The smile gives him away. It’s as big and wide as he used to be. After a recent workout at the Spurs practice facility, Blair was all happy face as he discussed his physical transformation. The eyes sparkled.

The head tilted in laughter. The smile grew bigger and bigger.

Blair loves his new body and all it has brought him. “I’m a lot quicker,” he says. “I don’t get as tired running up and down the court.”

Once soft and round at 290 pounds, Blair has slimmed to a lean 265 and doesn’t plan to stop. “My goal,” he says, “is to get to 250.”

The decision to slim down was rooted more in reality than epiphany. After starting 62 regular season games, Blair landed on the bench in the postseason. He played sparingly in the Western Conference finals. Why? The answer stared at him in the mirror.

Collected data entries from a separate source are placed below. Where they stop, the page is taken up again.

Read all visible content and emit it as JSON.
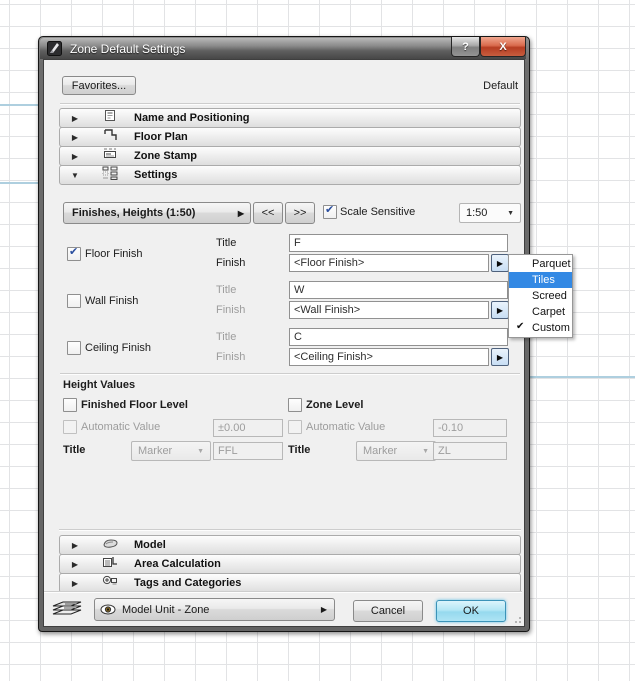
{
  "window": {
    "title": "Zone Default Settings",
    "help": "?",
    "close": "X",
    "favorites": "Favorites...",
    "default_badge": "Default"
  },
  "icons": {
    "collapsed": "▶",
    "expanded": "▼",
    "dropdown": "▼",
    "flyout": "▶",
    "check": "✔"
  },
  "sections": [
    {
      "label": "Name and Positioning",
      "state": "collapsed"
    },
    {
      "label": "Floor Plan",
      "state": "collapsed"
    },
    {
      "label": "Zone Stamp",
      "state": "collapsed"
    },
    {
      "label": "Settings",
      "state": "expanded"
    }
  ],
  "settings": {
    "preset": "Finishes, Heights (1:50)",
    "prev": "<<",
    "next": ">>",
    "scale_sensitive": {
      "label": "Scale Sensitive",
      "checked": true
    },
    "scale": "1:50",
    "rows": [
      {
        "label": "Floor Finish",
        "checked": true,
        "title_label": "Title",
        "title": "F",
        "finish_label": "Finish",
        "finish": "<Floor Finish>"
      },
      {
        "label": "Wall Finish",
        "checked": false,
        "title_label": "Title",
        "title": "W",
        "finish_label": "Finish",
        "finish": "<Wall Finish>"
      },
      {
        "label": "Ceiling Finish",
        "checked": false,
        "title_label": "Title",
        "title": "C",
        "finish_label": "Finish",
        "finish": "<Ceiling Finish>"
      }
    ],
    "height_values": {
      "heading": "Height Values",
      "columns": [
        {
          "level": "Finished Floor Level",
          "checked": false,
          "auto": "Automatic Value",
          "auto_checked": false,
          "value": "±0.00",
          "title_label": "Title",
          "marker": "Marker",
          "title": "FFL"
        },
        {
          "level": "Zone Level",
          "checked": false,
          "auto": "Automatic Value",
          "auto_checked": false,
          "value": "-0.10",
          "title_label": "Title",
          "marker": "Marker",
          "title": "ZL"
        }
      ]
    }
  },
  "menu": {
    "items": [
      {
        "label": "Parquet",
        "highlighted": false,
        "checked": false
      },
      {
        "label": "Tiles",
        "highlighted": true,
        "checked": false
      },
      {
        "label": "Screed",
        "highlighted": false,
        "checked": false
      },
      {
        "label": "Carpet",
        "highlighted": false,
        "checked": false
      },
      {
        "label": "Custom",
        "highlighted": false,
        "checked": true
      }
    ]
  },
  "bottom_sections": [
    {
      "label": "Model",
      "state": "collapsed"
    },
    {
      "label": "Area Calculation",
      "state": "collapsed"
    },
    {
      "label": "Tags and Categories",
      "state": "collapsed"
    }
  ],
  "footer": {
    "model_unit": "Model Unit - Zone",
    "cancel": "Cancel",
    "ok": "OK"
  },
  "colors": {
    "menu_highlight": "#3389e4",
    "ok_accent": "#aee4f4",
    "close_button": "#c75d3f",
    "titlebar": "#5e5e5e",
    "client_bg": "#f0f0f0"
  }
}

“I sat down and said, ‘How could I better myself? I looked at everything and said, ‘My weight.’ I wanted to turn my body into something that could be really amazing for me. I’m still not done yet. But I feel great.”

The makeover began last spring at the Spurs practice facility. “I would come in every single night in the playoffs. I worked on the Elliptical. I’d run, shoot, just try to get ready for next year. I decided I was going to control what I can and that’s my weight.”

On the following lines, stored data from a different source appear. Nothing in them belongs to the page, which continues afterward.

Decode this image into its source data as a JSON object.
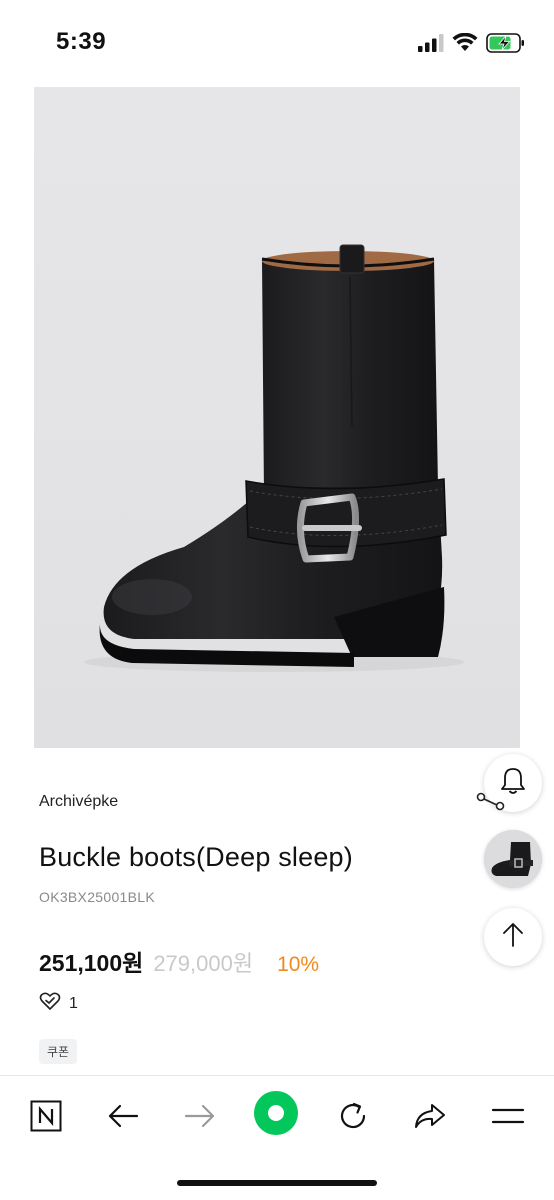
{
  "status": {
    "time": "5:39"
  },
  "product": {
    "brand": "Archivépke",
    "title": "Buckle boots(Deep sleep)",
    "sku": "OK3BX25001BLK",
    "price": "251,100원",
    "original_price": "279,000원",
    "discount": "10%",
    "likes": "1",
    "coupon_label": "쿠폰"
  },
  "floating": {
    "alarm_icon": "bell-icon",
    "share_icon": "share-icon",
    "top_icon": "arrow-up-icon"
  },
  "bottom_bar": {
    "items": [
      "naver-n-icon",
      "back-arrow-icon",
      "forward-arrow-icon",
      "green-dot-icon",
      "refresh-icon",
      "share-icon",
      "menu-icon"
    ]
  },
  "colors": {
    "discount": "#f08a1c",
    "green_button": "#03c75a",
    "battery": "#34c759"
  }
}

In the summer, DeJuan intensified his workouts with the help of three brothers, one of them University of Cincinnati linebacker Greg Blair. DeJuan and Greg speak daily, text all the time and once led their high school basketball team in Pittsburgh to the Class 4A state championship.

“Greg is my biggest motivator,” DeJuan says. “He keeps me going every day. The bond we have is amazing. It’s a bond nobody can break. We both have the same aspirations, the same goals. He pushes me. I push him.”

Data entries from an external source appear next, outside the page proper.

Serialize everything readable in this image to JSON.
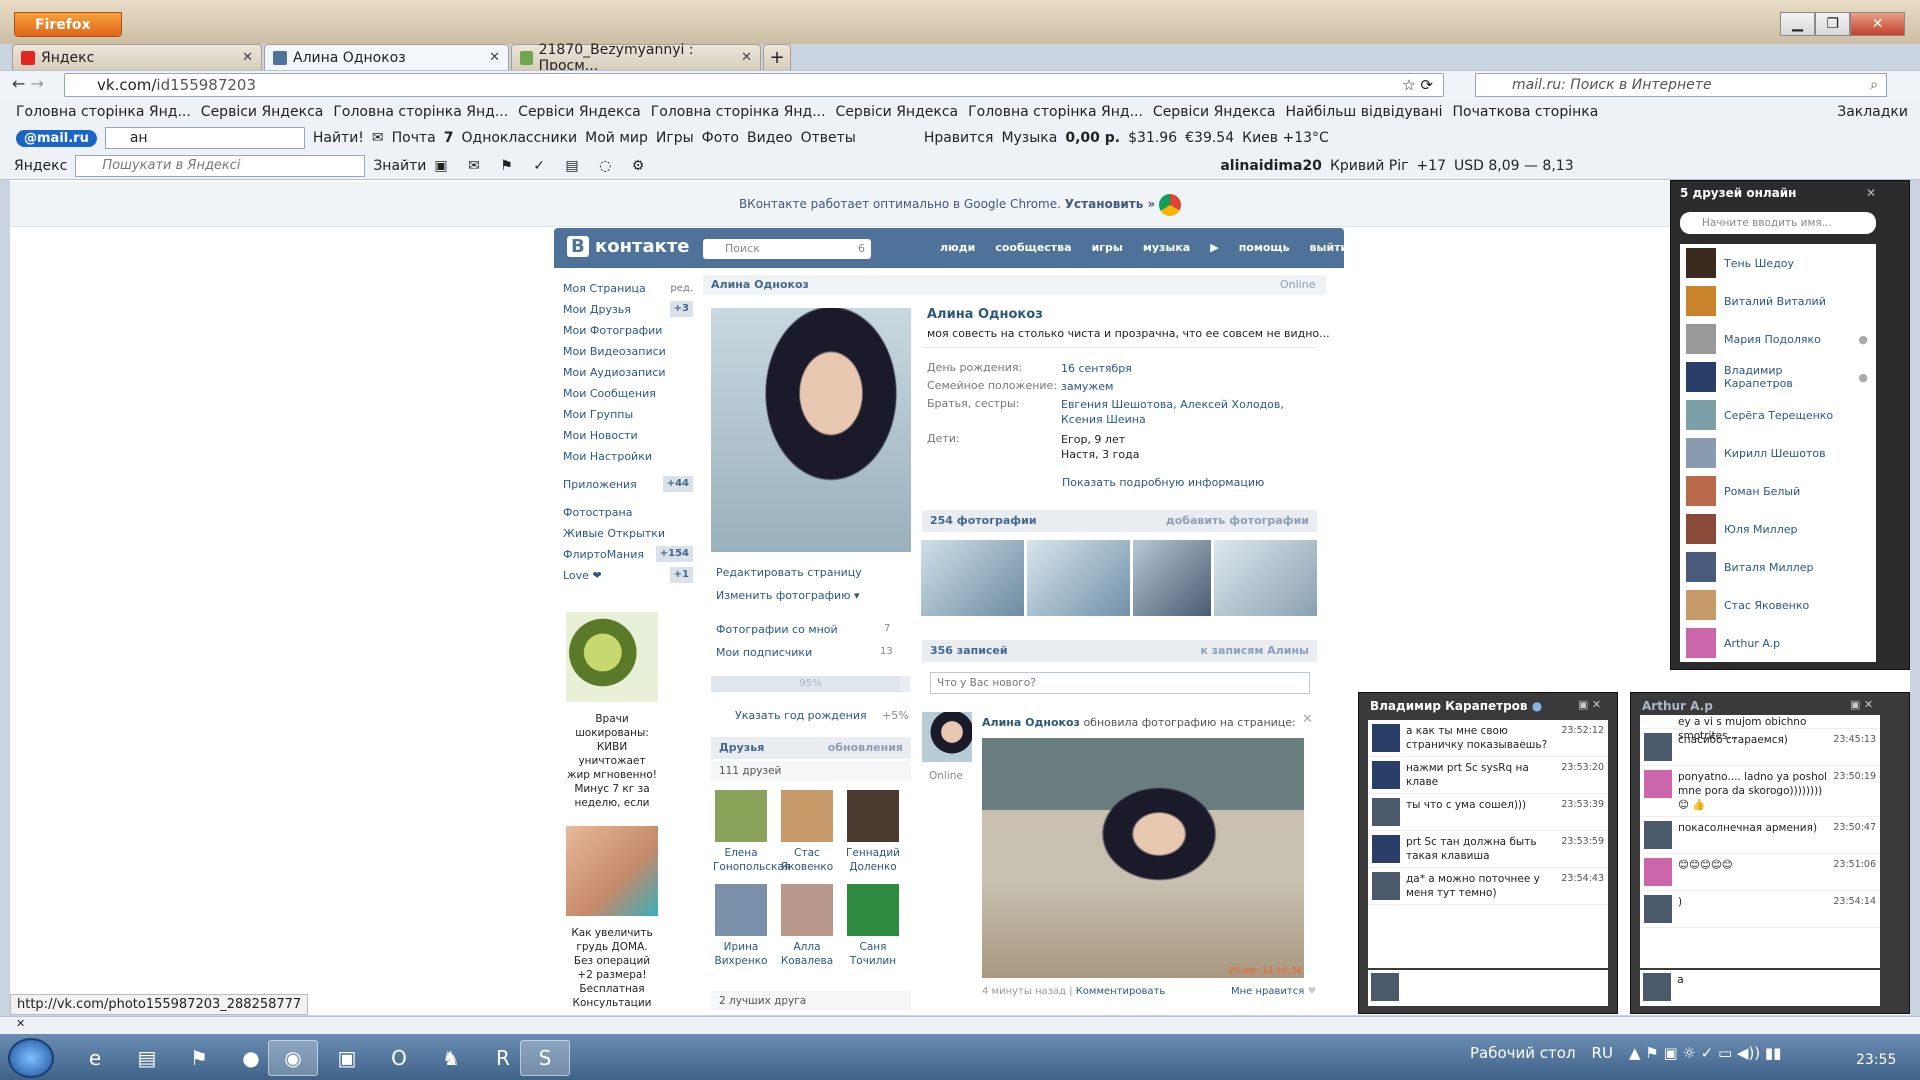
{
  "browser": {
    "menu_label": "Firefox",
    "tabs": [
      {
        "title": "Яндекс",
        "favicon_color": "#e52620"
      },
      {
        "title": "Алина Однокоз",
        "favicon_color": "#4e729a"
      },
      {
        "title": "21870_Bezymyannyi : Просм...",
        "favicon_color": "#6fa84c"
      }
    ],
    "url_host": "vk.com/",
    "url_path": "id155987203",
    "search_placeholder": "mail.ru: Поиск в Интернете",
    "bookmarks": [
      "Головна сторінка Янд...",
      "Сервіси Яндекса",
      "Головна сторінка Янд...",
      "Сервіси Яндекса",
      "Головна сторінка Янд...",
      "Сервіси Яндекса",
      "Головна сторінка Янд...",
      "Сервіси Яндекса",
      "Найбільш відвідувані",
      "Початкова сторінка"
    ],
    "bookmarks_menu": "Закладки",
    "mailru": {
      "logo": "@mail.ru",
      "input_value": "ан",
      "find_label": "Найти!",
      "links": [
        "Почта",
        "Одноклассники",
        "Мой мир",
        "Игры",
        "Фото",
        "Видео",
        "Ответы"
      ],
      "mail_count": "7",
      "like": "Нравится",
      "music": "Музыка",
      "balance": "0,00 р.",
      "usd": "31.96",
      "eur": "39.54",
      "weather": "Киев +13°С"
    },
    "yandex": {
      "logo": "Яндекс",
      "placeholder": "Пошукати в Яндексі",
      "find_label": "Знайти",
      "user": "alinaidima20",
      "city": "Кривий Ріг",
      "temp": "+17",
      "rate": "USD 8,09 — 8,13"
    },
    "status_url": "http://vk.com/photo155987203_288258777"
  },
  "vk": {
    "chrome_notice": "ВКонтакте работает оптимально в Google Chrome.",
    "chrome_install": "Установить »",
    "logo": "контакте",
    "search_placeholder": "Поиск",
    "search_count": "6",
    "nav": [
      "люди",
      "сообщества",
      "игры",
      "музыка",
      "помощь",
      "выйти"
    ],
    "menu": [
      {
        "label": "Моя Страница",
        "badge": "ред."
      },
      {
        "label": "Мои Друзья",
        "badge": "+3"
      },
      {
        "label": "Мои Фотографии",
        "badge": ""
      },
      {
        "label": "Мои Видеозаписи",
        "badge": ""
      },
      {
        "label": "Мои Аудиозаписи",
        "badge": ""
      },
      {
        "label": "Мои Сообщения",
        "badge": ""
      },
      {
        "label": "Мои Группы",
        "badge": ""
      },
      {
        "label": "Мои Новости",
        "badge": ""
      },
      {
        "label": "Мои Настройки",
        "badge": ""
      },
      {
        "label": "Приложения",
        "badge": "+44"
      },
      {
        "label": "Фотострана",
        "badge": ""
      },
      {
        "label": "Живые Открытки",
        "badge": ""
      },
      {
        "label": "ФлиртоМания",
        "badge": "+154"
      },
      {
        "label": "Love ❤",
        "badge": "+1"
      }
    ],
    "ad1": "Врачи шокированы: КИВИ уничтожает жир мгновенно! Минус 7 кг за неделю, если",
    "ad2": "Как увеличить грудь ДОМА. Без операций +2 размера! Бесплатная Консультации",
    "profile": {
      "header": "Алина Однокоз",
      "online": "Online",
      "name": "Алина Однокоз",
      "status": "моя совесть на столько чиста и прозрачна, что ее совсем не видно...",
      "birthday_label": "День рождения:",
      "birthday": "16 сентября",
      "family_label": "Семейное положение:",
      "family": "замужем",
      "siblings_label": "Братья, сестры:",
      "siblings": "Евгения Шешотова, Алексей Холодов, Ксения Шеина",
      "kids_label": "Дети:",
      "kids1": "Егор, 9 лет",
      "kids2": "Настя, 3 года",
      "more_info": "Показать подробную информацию",
      "edit": "Редактировать страницу",
      "change_photo": "Изменить фотографию",
      "photos_with_me": "Фотографии со мной",
      "photos_with_me_count": "7",
      "subscribers": "Мои подписчики",
      "subscribers_count": "13",
      "progress": "95%",
      "progress_value": 0.95,
      "year_hint": "Указать год рождения",
      "year_bonus": "+5%",
      "photos_count": "254 фотографии",
      "add_photos": "добавить фотографии",
      "records": "356 записей",
      "to_records": "к записям Алины",
      "wall_placeholder": "Что у Вас нового?",
      "post_author": "Алина Однокоз",
      "post_action": "обновила фотографию на странице:",
      "post_online": "Online",
      "post_time": "4 минуты назад",
      "post_comment": "Комментировать",
      "post_like": "Мне нравится",
      "photo_stamp": "20-авг-12 10:34"
    },
    "friends": {
      "header": "Друзья",
      "updates": "обновления",
      "count": "111 друзей",
      "best": "2 лучших друга",
      "list": [
        {
          "name": "Елена Гонопольская",
          "color": "#8aa35a"
        },
        {
          "name": "Стас Яковенко",
          "color": "#c79a6a"
        },
        {
          "name": "Геннадий Доленко",
          "color": "#4a3a30"
        },
        {
          "name": "Ирина Вихренко",
          "color": "#7a8fa8"
        },
        {
          "name": "Алла Ковалева",
          "color": "#b8988a"
        },
        {
          "name": "Саня Точилин",
          "color": "#2e8a3e"
        }
      ]
    },
    "online": {
      "header": "5 друзей онлайн",
      "placeholder": "Начните вводить имя...",
      "list": [
        {
          "name": "Тень Шедоу",
          "color": "#3a2a20",
          "dot": false
        },
        {
          "name": "Виталий Виталий",
          "color": "#c9832a",
          "dot": false
        },
        {
          "name": "Мария Подоляко",
          "color": "#999999",
          "dot": true
        },
        {
          "name": "Владимир Карапетров",
          "color": "#2a3e6a",
          "dot": true
        },
        {
          "name": "Серёга Терещенко",
          "color": "#7ba0a8",
          "dot": false
        },
        {
          "name": "Кирилл Шешотов",
          "color": "#8a9ab0",
          "dot": false
        },
        {
          "name": "Роман Белый",
          "color": "#b86a4a",
          "dot": false
        },
        {
          "name": "Юля Миллер",
          "color": "#8a4a3a",
          "dot": false
        },
        {
          "name": "Виталя Миллер",
          "color": "#4a5a7a",
          "dot": false
        },
        {
          "name": "Стас Яковенко",
          "color": "#c79a6a",
          "dot": false
        },
        {
          "name": "Arthur A.p",
          "color": "#cc66aa",
          "dot": false
        }
      ]
    },
    "chat1": {
      "title": "Владимир Карапетров",
      "messages": [
        {
          "text": "а как ты мне свою страничку показываешь?",
          "time": "23:52:12"
        },
        {
          "text": "нажми prt Sc sysRq на клаве",
          "time": "23:53:20"
        },
        {
          "text": "ты что с ума сошел)))",
          "time": "23:53:39"
        },
        {
          "text": "prt Sc тан должна быть такая клавиша",
          "time": "23:53:59"
        },
        {
          "text": "да* а можно поточнее у меня тут темно)",
          "time": "23:54:43"
        }
      ]
    },
    "chat2": {
      "title": "Arthur A.p",
      "top_text": "ey a vi s mujom obichno smotrites...",
      "messages": [
        {
          "text": "спасибо стараемся)",
          "time": "23:45:13"
        },
        {
          "text": "ponyatno.... ladno ya poshol mne pora da skorogo)))))))) 😊 👍",
          "time": "23:50:19"
        },
        {
          "text": "покасолнечная армения)",
          "time": "23:50:47"
        },
        {
          "text": "😊😊😊😊😊",
          "time": "23:51:06"
        },
        {
          "text": ")",
          "time": "23:54:14"
        }
      ],
      "input": "a"
    }
  },
  "taskbar": {
    "desktop": "Рабочий стол",
    "lang": "RU",
    "clock": "23:55"
  }
}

They pushed each other throughout the offseason, first in Pittsburgh, where DeJuan holds summer camps, then at the IMG Academy in Bradenton, Fla., where DeJuan trains privately. They ran hills and jumped
rope, worked on their abs and played hours of ball in the gym.

When DeJuan left Bradenton, little brothers Andre Irish and Bernard Washington pushed him in San Antonio, two or three times a day, often after midnight. “I’d be in the gym at 1, 2, 3, 4 in the morning,” DeJuan says.

“He kind of shocked me,” says Andre, who helped train DeJuan. “At any given time, when it was time to work, no one could stop him. Whatever workout was thrown at him, he completed.”

Andre remembers pushups, situps, relentless drills. “He’d take maybe 500 shots and after every 10, he’d sprint down court and come right back and shoot,” Andre says. “It was crazy.”

Adds Bernard: “DeJuan’s goal was to get in the shape he was never in.”

There were days DeJuan didn’t want to workout. There were stretches no weight came off. What kept him going? The pain of the postseason. The possibilities of the next season. The pushing and prodding of his brothers.

DeJuan throws his head back. He isn’t starting but he’s smiling. He doesn’t know what the future holds but he’s at peace. A new body has given him a new vibe, a fresh perspective. “I’m feeling a lot better about the team, about my family, about everything,” he says. “If I could stay in San Antonio the rest of my career that would be wonderful. I love it here.”